Larrabee stood on the bare knob, staring through his binoculars, trying to sharpen the focus. Below, across a hollow choked with brush and deadfall, a grassy, rock-littered slope lifted toward timber. The sun was full on the slope and the hot noon-glare struck fiery glints from some of the rocks, created thick shadows around some of the others, making it hard for him to pick out details. Nothing moved over there except the sun-dazzle. It was just a barren slope—and yet there was something about it. . . .
Up near the top, where the timber started: rocks thickly bunched in tall grass, the way the brush was drawn in around that one massive outcrop. Natural or not? He just couldn't tell for sure from this distance.
Beside him Hixon asked, "What is it, Ben? You see something over there?"
"Maybe." Larrabee gave him the glasses, told him where to look. Pretty soon he said, "Seem to you somebody might've pulled that brush in around the base of the outcrop?"
"Could be, yeah. That damned sun . . ."
"Let me see," DeVries said, but he couldn't tell either.
They went down into the hollow, Larrabee moving ahead of the other two. The deadfall tangle was like a bonepile, close-packed, full of jutting points and splintered edges; it took him ten minutes to find a way across to the slope. He'd been carrying his rifle at port arms, but as he started upslope he extended the muzzle in front of him, slid his finger inside the trigger guard.
The climb was easy enough.
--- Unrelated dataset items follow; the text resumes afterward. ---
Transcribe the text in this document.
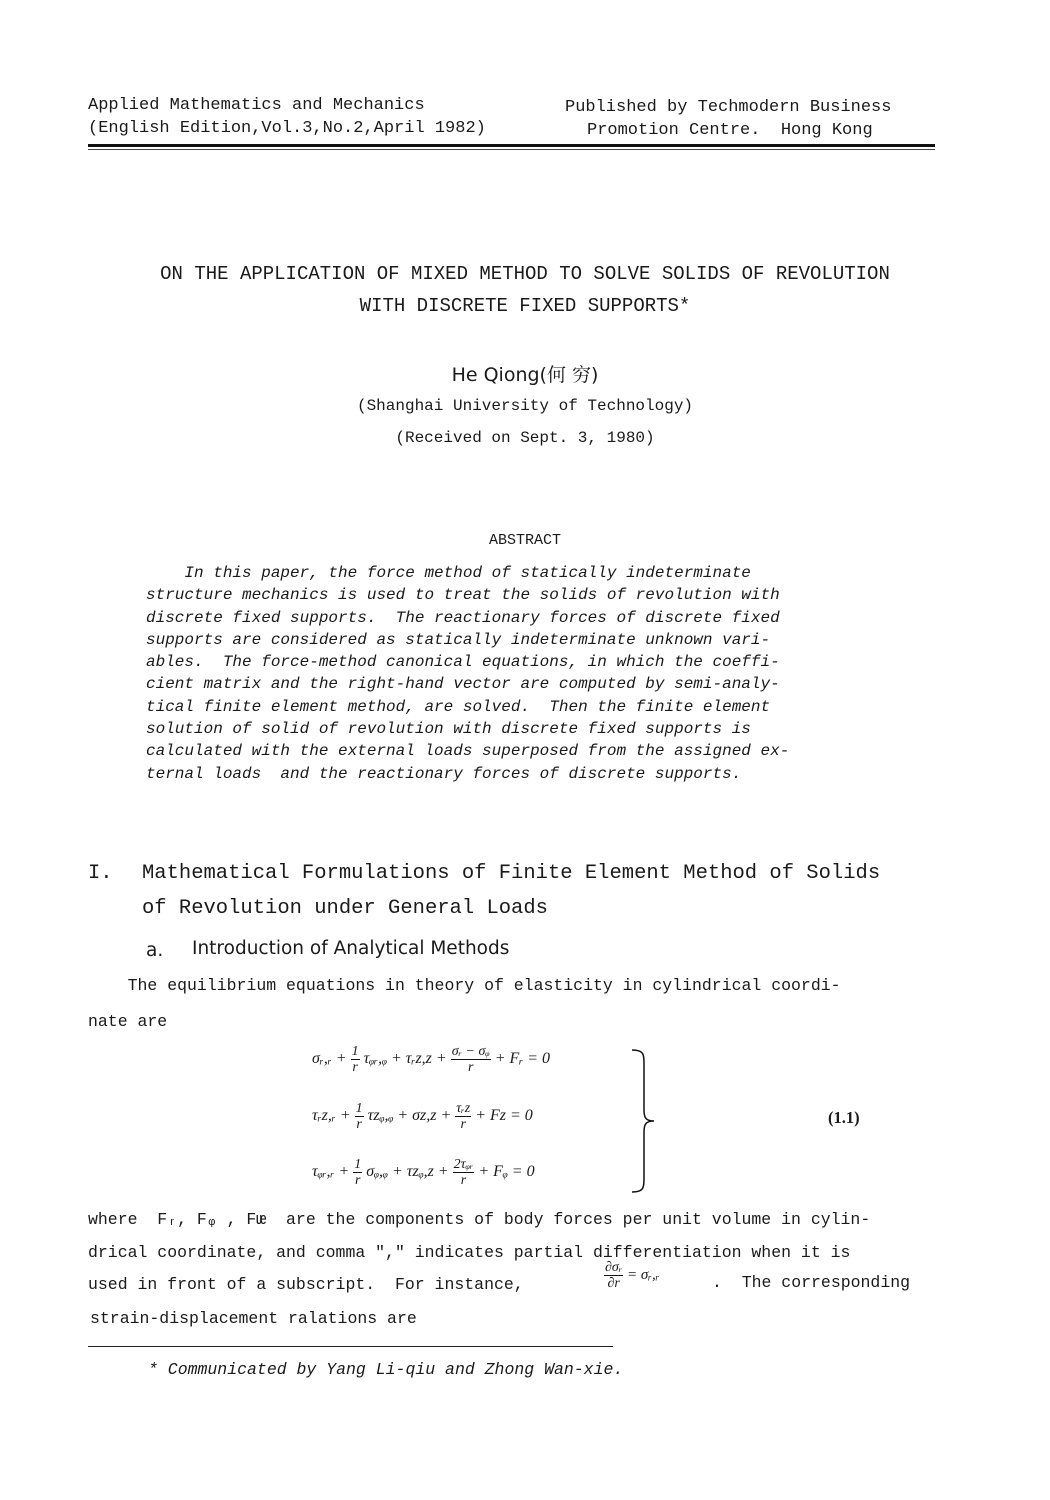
Applied Mathematics and Mechanics
(English Edition,Vol.3,No.2,April 1982)
Published by Techmodern Business
Promotion Centre.  Hong Kong
ON THE APPLICATION OF MIXED METHOD TO SOLVE SOLIDS OF REVOLUTION
WITH DISCRETE FIXED SUPPORTS*
He Qiong(何 穷)
(Shanghai University of Technology)
(Received on Sept. 3, 1980)
ABSTRACT
In this paper, the force method of statically indeterminate
structure mechanics is used to treat the solids of revolution with
discrete fixed supports.  The reactionary forces of discrete fixed
supports are considered as statically indeterminate unknown vari-
ables.  The force-method canonical equations, in which the coeffi-
cient matrix and the right-hand vector are computed by semi-analy-
tical finite element method, are solved.  Then the finite element
solution of solid of revolution with discrete fixed supports is
calculated with the external loads superposed from the assigned ex-
ternal loads  and the reactionary forces of discrete supports.
I. Mathematical Formulations of Finite Element Method of Solids
of Revolution under General Loads
a. Introduction of Analytical Methods
The equilibrium equations in theory of elasticity in cylindrical coordi-
nate are
σᵣ,ᵣ + $\frac{1}{r}$ τᵩᵣ,ᵩ + τᵣz,z + $\frac{\text{σᵣ − σᵩ}}{r}$ + Fᵣ = 0
τᵣz,ᵣ + $\frac{1}{r}$ τzᵩ,ᵩ + $\sigma z,z + \frac{\text{τᵣz}}{r} + Fz = 0$
τᵩᵣ,ᵣ + $\frac{1}{r}$ σᵩ,ᵩ + τzᵩ,z + $\frac{\text{2τᵩᵣ}}{r}$ + Fᵩ = 0
(1.1)
where  Fᵣ, Fᵩ , Fᵫ  are the components of body forces per unit volume in cylin-
drical coordinate, and comma "," indicates partial differentiation when it is
used in front of a subscript.  For instance,	$\frac{\text{∂σᵣ}}{\partial r}$ = σᵣ,ᵣ	.  The corresponding
strain-displacement ralations are
* Communicated by Yang Li-qiu and Zhong Wan-xie.
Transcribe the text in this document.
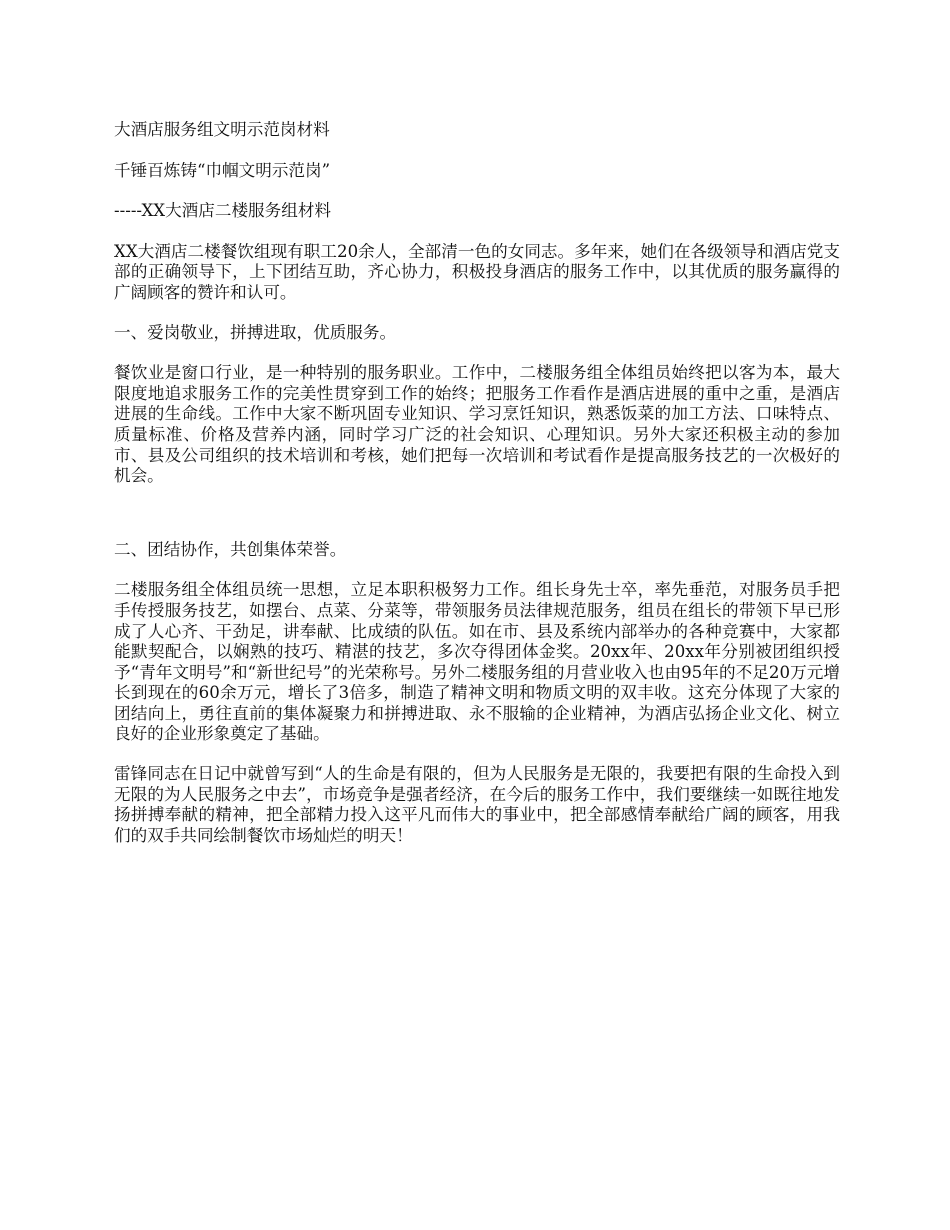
大酒店服务组文明示范岗材料

千锤百炼铸“巾帼文明示范岗”

-----XX大酒店二楼服务组材料

XX大酒店二楼餐饮组现有职工20余人，全部清一色的女同志。多年来，她们在各级领导和酒店党支部的正确领导下，上下团结互助，齐心协力，积极投身酒店的服务工作中，以其优质的服务赢得的广阔顾客的赞许和认可。

一、爱岗敬业，拼搏进取，优质服务。

餐饮业是窗口行业，是一种特别的服务职业。工作中，二楼服务组全体组员始终把以客为本，最大限度地追求服务工作的完美性贯穿到工作的始终；把服务工作看作是酒店进展的重中之重，是酒店进展的生命线。工作中大家不断巩固专业知识、学习烹饪知识，熟悉饭菜的加工方法、口味特点、质量标准、价格及营养内涵，同时学习广泛的社会知识、心理知识。另外大家还积极主动的参加市、县及公司组织的技术培训和考核，她们把每一次培训和考试看作是提高服务技艺的一次极好的机会。

二、团结协作，共创集体荣誉。

二楼服务组全体组员统一思想，立足本职积极努力工作。组长身先士卒，率先垂范，对服务员手把手传授服务技艺，如摆台、点菜、分菜等，带领服务员法律规范服务，组员在组长的带领下早已形成了人心齐、干劲足，讲奉献、比成绩的队伍。如在市、县及系统内部举办的各种竞赛中，大家都能默契配合，以娴熟的技巧、精湛的技艺，多次夺得团体金奖。20xx年、20xx年分别被团组织授予“青年文明号”和“新世纪号”的光荣称号。另外二楼服务组的月营业收入也由95年的不足20万元增长到现在的60余万元，增长了3倍多，制造了精神文明和物质文明的双丰收。这充分体现了大家的团结向上，勇往直前的集体凝聚力和拼搏进取、永不服输的企业精神，为酒店弘扬企业文化、树立良好的企业形象奠定了基础。

雷锋同志在日记中就曾写到“人的生命是有限的，但为人民服务是无限的，我要把有限的生命投入到无限的为人民服务之中去”，市场竞争是强者经济，在今后的服务工作中，我们要继续一如既往地发扬拼搏奉献的精神，把全部精力投入这平凡而伟大的事业中，把全部感情奉献给广阔的顾客，用我们的双手共同绘制餐饮市场灿烂的明天！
They went up three abreast, not fast, not slow. A magpie came swooping down at them, screaming; DeVries cursed and slashed at it with his rifle. Larrabee didn't turn his head. His eyes, unblinking, were in a lock-stare on the rocks and brush near the timber above.
They were within fifty yards of the outcrop when a little breeze kicked up, blew downhill. As soon as it touched them they stopped, all three at once.